子どものいない夫婦で、夫が亡くなったときの法定相続人は「妻(配偶者)」と「夫のきょうだい(または甥姪)」となります。(夫の父母、祖父母等の直系尊属が、夫の死亡前に全員死亡していることを前提とします)
夫の死後の死後、妻が困らないように、「財産のすべてを妻に相続させる」という内容の遺言書を残しておけば、夫の兄弟には遺留分がないため、妻にすべての財産を相続させることができますが、夫の先祖代々から伝わる土地、建物も、妻の死後、妻のきょうだい(または甥姪)が相続することとなり、妻側の血族に流出してしまいます。
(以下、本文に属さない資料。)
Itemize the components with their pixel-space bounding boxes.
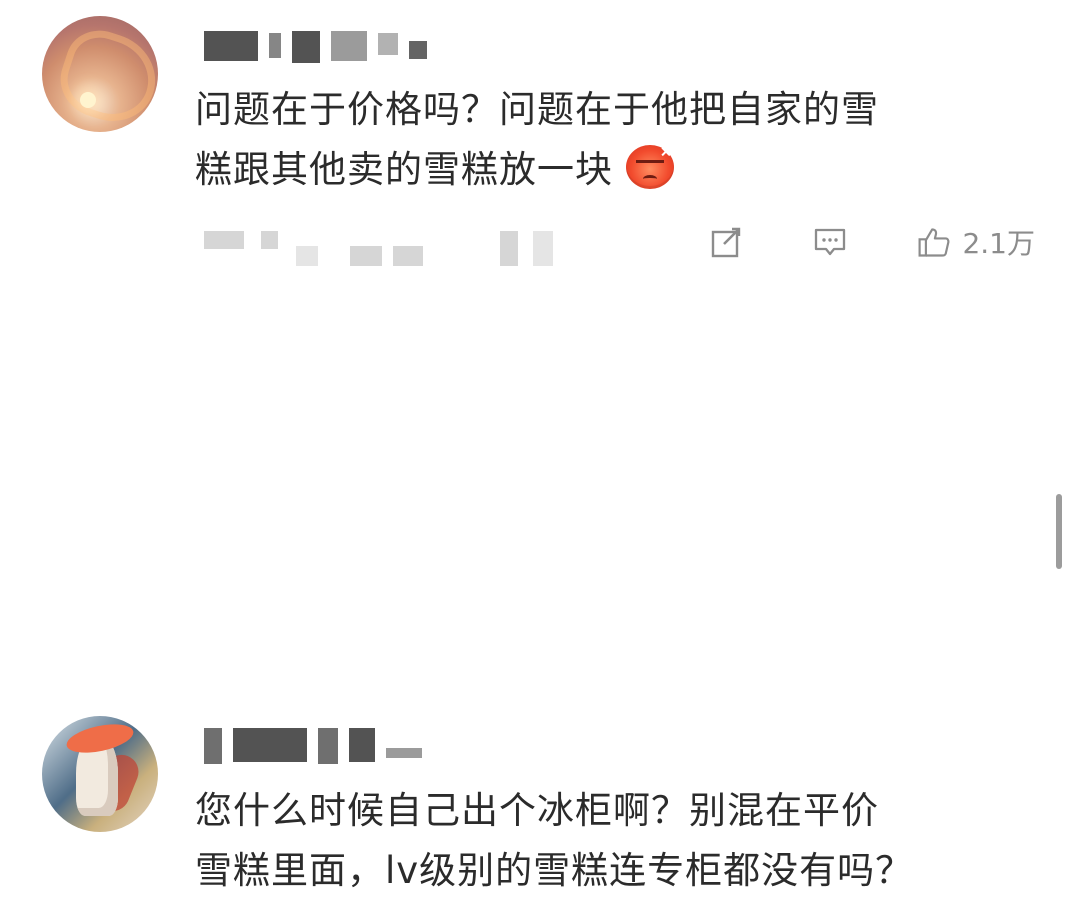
avatar[interactable]	[42, 16, 158, 132]
reply-button[interactable]	[812, 224, 848, 260]
avatar-decoration	[51, 21, 158, 132]
reply-icon	[815, 228, 846, 256]
username-redacted[interactable]	[204, 728, 433, 766]
comment-text: 问题在于价格吗？问题在于他把自家的雪 糕跟其他卖的雪糕放一块	[195, 80, 1025, 200]
comment-item: 问题在于价格吗？问题在于他把自家的雪 糕跟其他卖的雪糕放一块 2.1万	[0, 0, 1080, 320]
like-icon	[918, 228, 950, 257]
sun-icon	[80, 92, 96, 108]
comment-text-fragment: 糕跟其他卖的雪糕放一块	[195, 148, 613, 191]
comment-item: 您什么时候自己出个冰柜啊？别混在平价 雪糕里面，lv级别的雪糕连专柜都没有吗？	[0, 350, 1080, 892]
scrollbar-thumb[interactable]	[1056, 494, 1062, 569]
comment-meta-redacted	[204, 226, 564, 271]
angry-face-icon	[625, 145, 674, 189]
edit-button[interactable]	[708, 224, 744, 260]
avatar[interactable]	[42, 716, 158, 832]
comment-text-line: 问题在于价格吗？问题在于他把自家的雪	[195, 88, 879, 131]
anger-vein-icon	[660, 146, 671, 157]
edit-icon	[712, 227, 741, 258]
comment-text-line: 雪糕里面，lv级别的雪糕连专柜都没有吗？	[195, 849, 914, 892]
like-button[interactable]: 2.1万	[916, 222, 1035, 262]
comment-text: 您什么时候自己出个冰柜啊？别混在平价 雪糕里面，lv级别的雪糕连专柜都没有吗？	[195, 781, 1025, 901]
like-count: 2.1万	[962, 227, 1035, 260]
comment-actions: 2.1万	[640, 222, 1035, 262]
comment-text-line: 糕跟其他卖的雪糕放一块	[195, 140, 1025, 200]
comment-text-line: 您什么时候自己出个冰柜啊？别混在平价	[195, 789, 879, 832]
username-redacted[interactable]	[204, 31, 438, 63]
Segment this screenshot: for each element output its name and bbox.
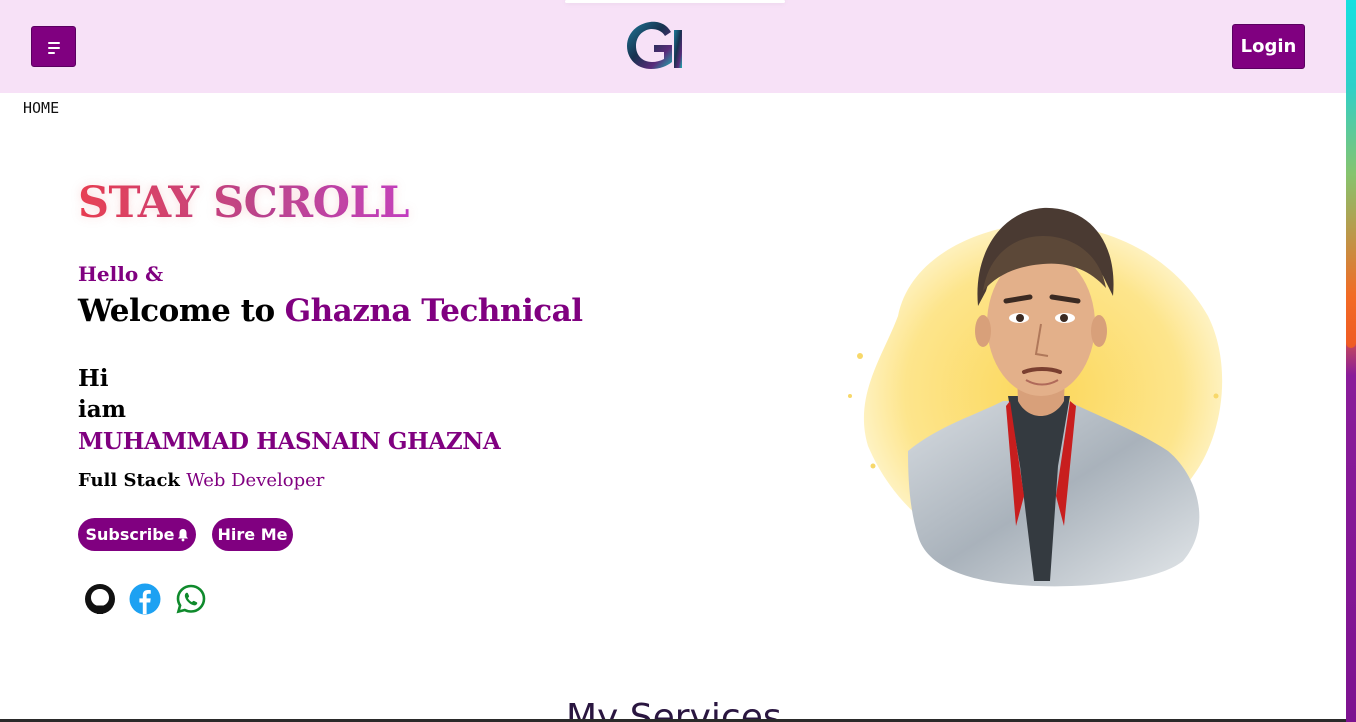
whatsapp-icon[interactable] (175, 583, 207, 615)
login-button[interactable]: Login (1232, 24, 1305, 69)
header-top-highlight (565, 0, 785, 3)
scrollbar-track[interactable] (1346, 0, 1356, 722)
facebook-icon[interactable] (129, 583, 161, 615)
role-line: Full Stack Web Developer (78, 470, 324, 491)
welcome-heading: Welcome to Ghazna Technical (78, 293, 583, 329)
person-name: MUHAMMAD HASNAIN GHAZNA (78, 428, 501, 455)
subscribe-label: Subscribe (85, 525, 175, 544)
profile-portrait (848, 207, 1223, 587)
welcome-brand: Ghazna Technical (284, 293, 583, 329)
breadcrumb[interactable]: HOME (23, 99, 59, 117)
g-logo-icon[interactable] (622, 18, 686, 72)
intro-hi: Hi (78, 365, 109, 392)
welcome-prefix: Welcome to (78, 293, 275, 329)
greeting: Hello & (78, 262, 164, 286)
site-title: STAY SCROLL (78, 178, 410, 228)
role-accent: Web Developer (186, 470, 325, 491)
site-header: Login (0, 0, 1346, 93)
intro-iam: iam (78, 396, 126, 423)
hire-me-button[interactable]: Hire Me (212, 518, 293, 551)
role-prefix: Full Stack (78, 470, 180, 491)
bell-icon (177, 528, 188, 541)
subscribe-button[interactable]: Subscribe (78, 518, 196, 551)
github-icon[interactable] (84, 583, 116, 615)
scrollbar-thumb[interactable] (1346, 0, 1356, 348)
menu-button[interactable] (31, 26, 76, 67)
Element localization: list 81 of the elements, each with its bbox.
ケース2のように自分の死後、妻の生活は守ってあげたいが、先祖代々の土地、建物は自分側の血族に引き継いでもらいたい場合、下記のような民亊信託契約をすることで、思いを実現することができます。
①駐車場用地を信託財産、ご自身を委託者兼受益者(第一受益者)、ご自身の甥を受託者とします。土地の名義はご自身から姪に移りますが、駐車場の収益は引き続きご自身が受け取ります。
②ご本人の死後、妻が次の受益者(第二受益者)として、駐車場の収益を受け取ります。
③妻が死亡したときに信託を終了し、甥(残余財産の帰属権利者)に駐車場用地を承継させます。